L'Obs

Joe Biden et le défi chinois

- Par pierre haski P. H.

parmi les nombreux défis qui attendent une éventuelle administra­tion Biden, à l’issue de la présidenti­elle du 3 novembre, l’un des plus complexes est de savoir que faire de la confrontat­ion larvée entre les Etats-Unis et la Chine, que Trump lui laissera en héritage. Ce dilemme est paradoxal : il existe désormais un consensus bipartisan, à Washington, sur la nécessité de traiter la Chine comme un rival stratégiqu­e. Les démocrates ont reconnu implicitem­ent que Donald Trump avait eu raison de durcir le ton vis-à-vis de Pékin. Chacun s’accorde à considérer comme un échec la stratégie d’« engagement » suivie précédemme­nt tant par les républicai­ns que par les démocrates, qui misait sur l’ouverture progressiv­e de la Chine avec le développem­ent économique. Pour autant, les démocrates critiquent vivement la « méthode Trump » : décisions erratiques, postures humiliante­s pour l’adversaire, approche transactio­nnelle qui fait peu de cas des principes, absence de concertati­on avec les principaux alliés…

S’il est élu, Joe Biden devra donc choisir entre la continuité (avec quelques ajustement­s de forme) ou une approche radicaleme­nt différente pour faire face à la « menace chinoise ». La communauté des experts discute depuis des mois d’un possible reset. Le mot, tiré du langage informatiq­ue, désigne le redémarrag­e à zéro d’un programme lorsqu’il est bloqué. Il est devenu célèbre en diplomatie depuis que Hillary Clinton l’a prononcé à propos des relations avec la Russie, avec les résultats que l’on connaît… Reset avec la Chine ? Pour une bonne partie de l’establishm­ent outre-Atlantique, ce serait une grave faute.
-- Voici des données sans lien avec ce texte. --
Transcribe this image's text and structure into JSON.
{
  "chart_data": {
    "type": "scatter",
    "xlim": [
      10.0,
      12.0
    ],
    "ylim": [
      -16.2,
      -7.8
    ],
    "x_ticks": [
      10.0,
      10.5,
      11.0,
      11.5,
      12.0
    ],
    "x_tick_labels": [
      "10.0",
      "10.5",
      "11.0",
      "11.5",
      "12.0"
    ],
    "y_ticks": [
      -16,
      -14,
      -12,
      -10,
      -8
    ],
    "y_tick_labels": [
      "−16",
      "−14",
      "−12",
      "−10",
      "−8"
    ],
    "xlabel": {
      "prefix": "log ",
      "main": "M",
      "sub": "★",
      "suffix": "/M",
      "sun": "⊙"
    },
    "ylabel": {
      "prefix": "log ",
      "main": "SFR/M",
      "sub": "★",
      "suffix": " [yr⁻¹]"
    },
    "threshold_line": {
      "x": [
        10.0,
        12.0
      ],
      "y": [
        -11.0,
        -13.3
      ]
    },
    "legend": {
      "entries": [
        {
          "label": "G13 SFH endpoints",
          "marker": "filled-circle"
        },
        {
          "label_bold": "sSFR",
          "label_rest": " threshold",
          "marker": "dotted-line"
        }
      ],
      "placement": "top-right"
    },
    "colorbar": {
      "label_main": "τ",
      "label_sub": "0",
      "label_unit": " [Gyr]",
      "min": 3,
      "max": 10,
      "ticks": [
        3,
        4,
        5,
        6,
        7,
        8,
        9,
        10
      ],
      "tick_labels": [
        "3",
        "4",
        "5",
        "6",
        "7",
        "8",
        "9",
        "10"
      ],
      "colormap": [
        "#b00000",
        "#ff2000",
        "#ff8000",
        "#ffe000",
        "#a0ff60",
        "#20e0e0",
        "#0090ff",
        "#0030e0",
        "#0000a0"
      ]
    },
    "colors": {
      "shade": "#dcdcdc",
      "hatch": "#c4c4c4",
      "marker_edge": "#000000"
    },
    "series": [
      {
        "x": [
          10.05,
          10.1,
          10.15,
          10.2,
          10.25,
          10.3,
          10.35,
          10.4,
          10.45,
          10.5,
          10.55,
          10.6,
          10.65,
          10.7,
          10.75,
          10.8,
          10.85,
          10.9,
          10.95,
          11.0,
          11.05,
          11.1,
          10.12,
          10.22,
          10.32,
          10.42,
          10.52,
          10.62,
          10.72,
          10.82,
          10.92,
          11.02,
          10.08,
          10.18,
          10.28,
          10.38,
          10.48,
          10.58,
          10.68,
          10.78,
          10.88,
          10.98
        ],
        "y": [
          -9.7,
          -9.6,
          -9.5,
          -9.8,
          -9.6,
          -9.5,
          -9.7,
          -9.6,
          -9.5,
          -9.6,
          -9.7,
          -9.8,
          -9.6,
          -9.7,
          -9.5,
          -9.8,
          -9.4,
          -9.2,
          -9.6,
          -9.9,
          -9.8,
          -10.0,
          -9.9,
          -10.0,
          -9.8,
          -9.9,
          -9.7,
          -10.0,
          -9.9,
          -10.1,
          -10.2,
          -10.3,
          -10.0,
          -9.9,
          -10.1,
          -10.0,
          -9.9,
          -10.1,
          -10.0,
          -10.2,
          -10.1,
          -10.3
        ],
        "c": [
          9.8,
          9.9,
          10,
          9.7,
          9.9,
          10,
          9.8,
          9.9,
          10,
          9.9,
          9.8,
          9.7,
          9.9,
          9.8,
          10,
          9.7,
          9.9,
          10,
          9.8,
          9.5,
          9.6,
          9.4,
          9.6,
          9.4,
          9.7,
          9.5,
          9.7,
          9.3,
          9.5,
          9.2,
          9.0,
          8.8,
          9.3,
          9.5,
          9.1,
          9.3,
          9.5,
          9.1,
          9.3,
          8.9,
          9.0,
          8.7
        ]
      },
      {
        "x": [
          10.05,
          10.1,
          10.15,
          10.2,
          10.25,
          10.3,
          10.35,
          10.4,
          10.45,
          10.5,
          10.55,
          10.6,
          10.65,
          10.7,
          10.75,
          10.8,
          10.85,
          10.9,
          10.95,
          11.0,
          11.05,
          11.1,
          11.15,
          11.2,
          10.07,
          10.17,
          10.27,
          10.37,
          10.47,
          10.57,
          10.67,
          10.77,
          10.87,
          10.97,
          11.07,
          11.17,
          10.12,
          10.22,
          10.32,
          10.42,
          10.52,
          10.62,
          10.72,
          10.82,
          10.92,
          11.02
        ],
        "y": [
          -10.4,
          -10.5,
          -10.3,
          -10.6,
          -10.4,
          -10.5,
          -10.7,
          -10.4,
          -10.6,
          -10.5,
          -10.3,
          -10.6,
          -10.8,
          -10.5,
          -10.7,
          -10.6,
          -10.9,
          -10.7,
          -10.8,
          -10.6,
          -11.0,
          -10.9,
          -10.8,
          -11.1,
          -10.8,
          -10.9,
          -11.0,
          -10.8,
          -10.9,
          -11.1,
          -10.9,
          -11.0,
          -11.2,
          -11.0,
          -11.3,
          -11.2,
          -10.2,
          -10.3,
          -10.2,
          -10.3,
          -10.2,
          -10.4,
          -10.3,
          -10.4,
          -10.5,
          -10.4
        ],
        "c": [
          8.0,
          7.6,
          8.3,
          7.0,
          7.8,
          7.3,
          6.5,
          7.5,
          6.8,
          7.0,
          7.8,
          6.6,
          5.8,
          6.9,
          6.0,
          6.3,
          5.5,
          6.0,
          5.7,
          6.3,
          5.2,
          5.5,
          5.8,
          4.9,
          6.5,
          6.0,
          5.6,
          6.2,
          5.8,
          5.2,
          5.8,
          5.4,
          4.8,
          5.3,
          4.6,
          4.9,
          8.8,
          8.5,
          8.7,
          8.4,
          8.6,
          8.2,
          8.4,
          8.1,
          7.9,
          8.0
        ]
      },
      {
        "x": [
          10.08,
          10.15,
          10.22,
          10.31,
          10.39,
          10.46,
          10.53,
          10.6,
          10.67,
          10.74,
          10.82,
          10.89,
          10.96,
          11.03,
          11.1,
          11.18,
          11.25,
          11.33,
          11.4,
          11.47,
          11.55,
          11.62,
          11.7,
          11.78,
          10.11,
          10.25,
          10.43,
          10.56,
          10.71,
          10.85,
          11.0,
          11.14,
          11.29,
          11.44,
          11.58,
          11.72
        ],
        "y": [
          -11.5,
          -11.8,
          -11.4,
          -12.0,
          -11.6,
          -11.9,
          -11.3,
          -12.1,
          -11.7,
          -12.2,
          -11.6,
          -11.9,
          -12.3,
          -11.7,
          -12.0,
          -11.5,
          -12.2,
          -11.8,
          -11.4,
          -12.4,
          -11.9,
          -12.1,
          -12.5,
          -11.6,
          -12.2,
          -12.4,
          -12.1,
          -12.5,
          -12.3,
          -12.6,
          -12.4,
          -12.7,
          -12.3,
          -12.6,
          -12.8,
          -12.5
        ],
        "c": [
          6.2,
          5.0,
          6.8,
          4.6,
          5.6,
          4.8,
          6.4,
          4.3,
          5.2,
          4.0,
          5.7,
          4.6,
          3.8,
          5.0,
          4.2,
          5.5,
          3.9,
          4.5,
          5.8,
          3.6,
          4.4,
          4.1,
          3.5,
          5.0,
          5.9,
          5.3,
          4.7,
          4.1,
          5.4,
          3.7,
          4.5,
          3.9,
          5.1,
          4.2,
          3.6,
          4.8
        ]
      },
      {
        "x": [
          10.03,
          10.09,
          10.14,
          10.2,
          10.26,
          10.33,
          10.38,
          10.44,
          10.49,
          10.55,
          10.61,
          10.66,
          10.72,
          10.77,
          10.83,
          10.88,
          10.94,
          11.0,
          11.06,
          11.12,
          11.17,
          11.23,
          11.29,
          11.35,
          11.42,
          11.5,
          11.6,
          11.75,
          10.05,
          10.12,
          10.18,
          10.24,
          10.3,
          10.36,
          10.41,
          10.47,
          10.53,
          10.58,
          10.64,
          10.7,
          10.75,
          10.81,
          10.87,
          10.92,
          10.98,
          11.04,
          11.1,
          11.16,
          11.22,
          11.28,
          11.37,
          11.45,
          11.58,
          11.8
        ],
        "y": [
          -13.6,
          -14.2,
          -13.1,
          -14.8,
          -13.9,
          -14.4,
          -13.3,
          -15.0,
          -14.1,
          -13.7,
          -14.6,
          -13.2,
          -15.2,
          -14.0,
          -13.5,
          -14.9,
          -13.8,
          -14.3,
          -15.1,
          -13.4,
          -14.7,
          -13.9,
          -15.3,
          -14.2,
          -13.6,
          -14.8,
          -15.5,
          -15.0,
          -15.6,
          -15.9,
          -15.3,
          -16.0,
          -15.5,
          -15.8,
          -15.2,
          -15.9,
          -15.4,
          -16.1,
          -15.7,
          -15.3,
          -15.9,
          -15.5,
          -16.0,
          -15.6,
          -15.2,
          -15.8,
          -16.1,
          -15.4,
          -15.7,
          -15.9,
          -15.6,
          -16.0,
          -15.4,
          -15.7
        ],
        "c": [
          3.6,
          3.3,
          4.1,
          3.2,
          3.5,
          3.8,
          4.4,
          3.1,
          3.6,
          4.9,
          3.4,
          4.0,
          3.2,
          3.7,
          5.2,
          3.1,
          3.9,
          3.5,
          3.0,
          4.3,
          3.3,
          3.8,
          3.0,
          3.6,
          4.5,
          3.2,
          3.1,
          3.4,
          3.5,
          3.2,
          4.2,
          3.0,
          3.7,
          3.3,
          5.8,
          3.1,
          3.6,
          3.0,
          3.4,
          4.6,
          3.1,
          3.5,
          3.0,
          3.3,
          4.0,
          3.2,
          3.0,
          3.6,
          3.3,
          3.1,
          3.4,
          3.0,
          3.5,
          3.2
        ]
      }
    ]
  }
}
Il semble pourtant difficile que Joe Biden entame son mandat en se coulant simplement dans les pas de Donald Trump sur un sujet aussi crucial. D’autant que, comme les Européens, le candidat démocrate défend un certain multilatér­alisme, mis à mal par l’actuel président. Il juge ainsi nécessaire la coopératio­n de tous les pays sur des sujets globaux comme le réchauffem­ent climatique ou la lutte contre les pandémies, actuelle ou futures. Comment, dès lors, s’opposer à la Chine sur les pratiques commercial­es, les menaces stratégiqu­es en mer de Chine du Sud ou à Taïwan, les violations des droits de l’homme au Xinjiang ou à Hongkong tout en préservant un espace de coopératio­n sur ces enjeux capitaux ? L’un des « héritages » majeurs que laissera Donald Trump dans la relation à la Chine est la guerre technologi­que qu’il a enclenchée à propos de l’équipement­ier télécom Huawei, mais qui s’est étendue à l’ensemble de la chaîne d’innovation. Cela n’a pas fait les gros titres, mais Trump a porté un coup sévère à l’essor de la Chine en la privant des microproce­sseurs les plus sophistiqu­és, cet « or noir » du xxie siècle sur lequel Pékin a encore quelques années de retard. Or la puissance mondiale des microproce­sseurs, c’est justement… Taïwan, et son entreprise phare, TSMC, que Trump a solidement arrimée aux Etats-Unis. A elle seule, TSMC vaudrait bien une guerre.

On le voit, les enjeux de la relation sino-américaine sont multiples et vitaux. Il appartiend­ra au vainqueur du 3 novembre de définir la prochaine phase de cette relation clé du siècle, et au pouvoir chinois de décider s’il est prêt à un reset, que le mot soit prononcé ou pas. Un enjeu vertigineu­x, pourtant bien absent des débats électoraux américains, centrés autour de la personnali­té erratique du président sortant.